Before their morning lecture and again in the afternoon before they make catalysts, a group of high school girls respond to the traditional call-out for participants in the GAMES (Girls’ Adventures in Mathematics, Engineering and Science) Camp.
GAMES Camp is a weeklong program designed to provide academically talented high school girls with opportunities to explore a variety of engineering and scientific fields. Several different tracks are offered in addition to chemical engineering, such as bioengineering, computer science, aerospace engineering, and others.
Soon-to-be high school senior Allison Cvec had planned to apply to the University of Illinois this fall and was considering majoring in chemical engineering. But she was on the fence. Before she made a decision, she figured she’d spend a week at the camp this summer to learn about what the field entails.
By the end of her first day at GAMES Camp in Chemical Engineering, she texted her dad, “This is what I want to do.”
“I absolutely love it. I’m all in now,” she said about Chemical and Biomolecular Engineering at Illinois.
The first days of the camp entailed learning about optimization and mass production, playing computational games, learning about catalysis and surface chemistry and nanoparticles for drug delivery, creating shower gel, extracting DNA and much more. In addition to spending time on campus, the group also tours regional chemical plants. It’s a week packed with lectures and lab time and culminates with a closing ceremony.

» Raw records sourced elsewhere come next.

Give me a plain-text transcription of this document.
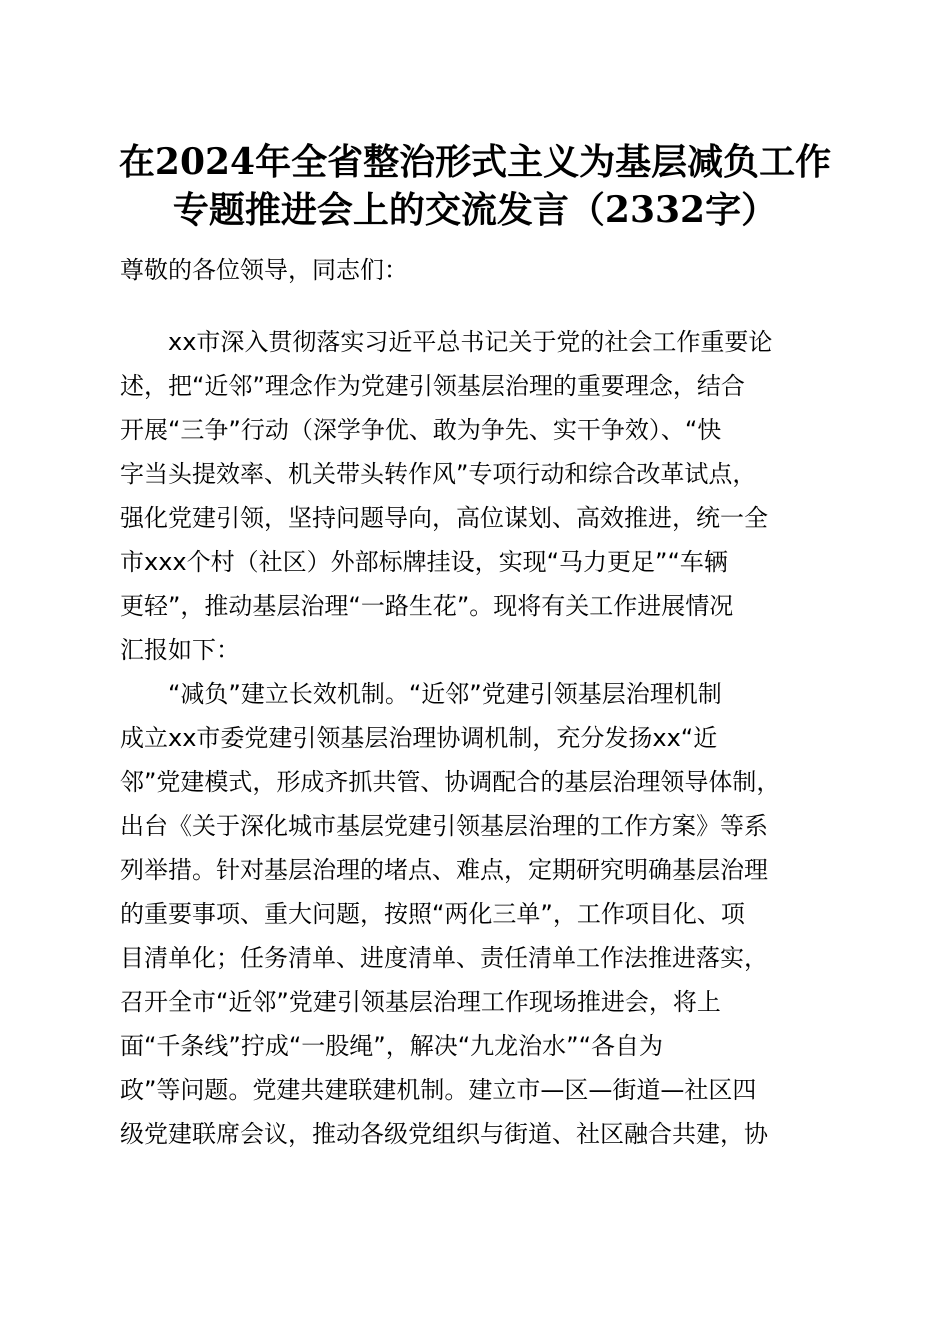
在2024年全省整治形式主义为基层减负工作
专题推进会上的交流发言（2332字）

尊敬的各位领导，同志们：

　　xx市深入贯彻落实习近平总书记关于党的社会工作重要论
述，把“近邻”理念作为党建引领基层治理的重要理念，结合
开展“三争”行动（深学争优、敢为争先、实干争效）、“快
字当头提效率、机关带头转作风”专项行动和综合改革试点，
强化党建引领，坚持问题导向，高位谋划、高效推进，统一全
市xxx个村（社区）外部标牌挂设，实现“马力更足”“车辆
更轻”，推动基层治理“一路生花”。现将有关工作进展情况
汇报如下：
　　“减负”建立长效机制。“近邻”党建引领基层治理机制
成立xx市委党建引领基层治理协调机制，充分发扬xx“近
邻”党建模式，形成齐抓共管、协调配合的基层治理领导体制，
出台《关于深化城市基层党建引领基层治理的工作方案》等系
列举措。针对基层治理的堵点、难点，定期研究明确基层治理
的重要事项、重大问题，按照“两化三单”，工作项目化、项
目清单化；任务清单、进度清单、责任清单工作法推进落实，
召开全市“近邻”党建引领基层治理工作现场推进会，将上
面“千条线”拧成“一股绳”，解决“九龙治水”“各自为
政”等问题。党建共建联建机制。建立市—区—街道—社区四
级党建联席会议，推动各级党组织与街道、社区融合共建，协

“I am amazed at how creative, knowledgeable and curious the girls are,” said Assistant Professor Ying Diao, who joined the Chemical and Biomolecular Engineering faculty in January this year. She shared with the girls her knowledge about crystal types, how crystals are born and the science behind chocolate, specifically cocoa butter, which crystallizes into several different crystal forms.
“I felt the unquenchable thirst for knowledge in them which makes me full of hope for future gender equality in science and technology,” Diao said.

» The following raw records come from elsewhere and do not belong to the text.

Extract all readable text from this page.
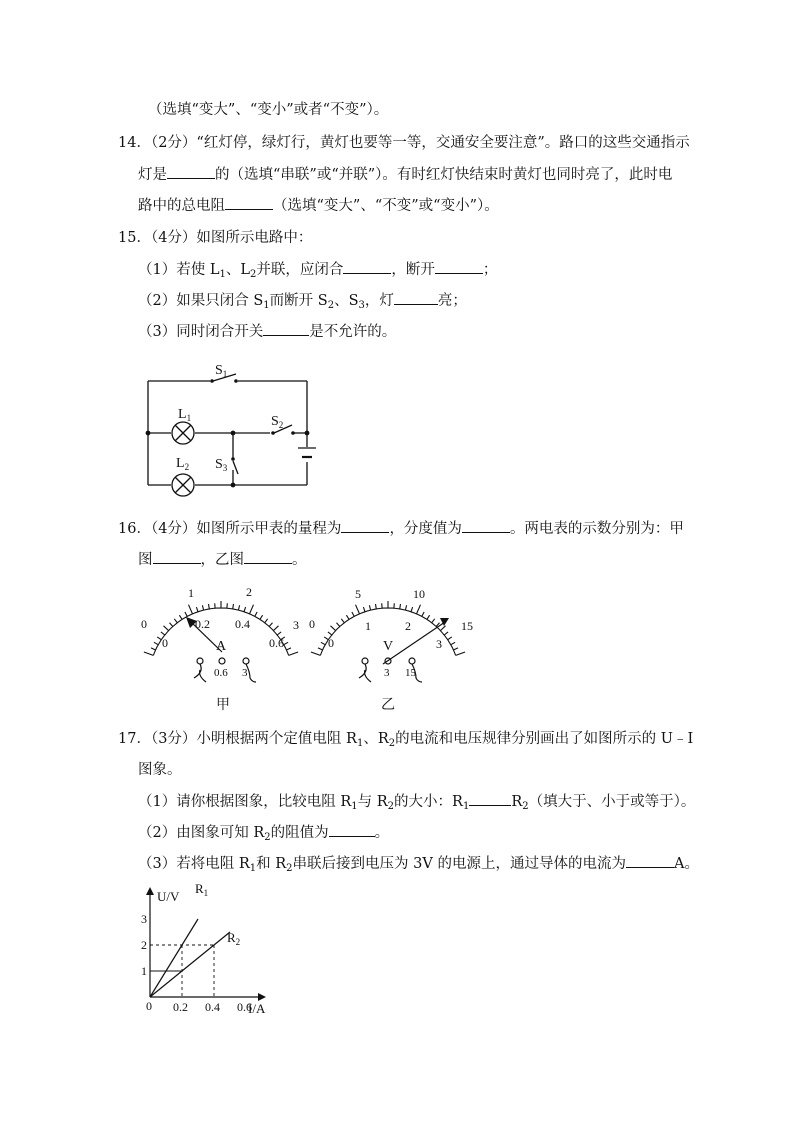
（选填“变大”、“变小”或者“不变”）。
14．（2分）“红灯停，绿灯行，黄灯也要等一等，交通安全要注意”。路口的这些交通指示
灯是	的（选填“串联”或“并联”）。有时红灯快结束时黄灯也同时亮了，此时电
路中的总电阻	（选填“变大”、“不变”或“变小”）。
15．（4分）如图所示电路中：
（1）若使 $L_1$、$L_2$并联，应闭合	，断开	；
（2）如果只闭合 $S_1$而断开 $S_2$、$S_3$，灯	亮；
（3）同时闭合开关	是不允许的。
$S_1$
$S_2$
$S_3$
$L_1$
$L_2$
16．（4分）如图所示甲表的量程为	，分度值为	。两电表的示数分别为：甲
图	，乙图	。
0
1	2
3
0
0.2 0.4
0.6
A
0.6 3
甲
0
5	10
15
0
1	2
3
V
3 15
乙
17．（3分）小明根据两个定值电阻 $R_1$、$R_2$的电流和电压规律分别画出了如图所示的 U﹣I
图象。
（1）请你根据图象，比较电阻 $R_1$与 $R_2$的大小：$R_1$	$R_2$（填大于、小于或等于）。
（2）由图象可知 $R_2$的阻值为	。
（3）若将电阻 $R_1$和 $R_2$串联后接到电压为 3V 的电源上，通过导体的电流为	A。
0.2 0.4 0.6
1
2
3
U/V
I/A
0
$R_1$
$R_2$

The event also energized and excited Diao’s ChBE students, who assisted the girls in their lab activities, she said.
Among the current ChBE students who helped with the camp were Molly McGiles and Elizabeth Sanders. Both attended GAMES camps when they were in high school and said the camp provided opportunities for meeting other young women in engineering and learning more about what they wanted to study in college.
“It helped me find my niche,” said Sanders, who is now a sophomore majoring in Chemical and Biomolecular Engineering. The camp also brought the two of them together and they are now working on their own STEM outreach project which they hope to launch this summer.
The chemical engineering camp is led by Lecturer Dr. Jerrod Henderson and Ricky Greer, a K-12 education specialist, with help from faculty and current students. This year’s group has 24 students from Illinois, Texas, Michigan, and other states.
“It is fantastic that the department sponsors this meaningful event for the high school girls every year,” Diao said.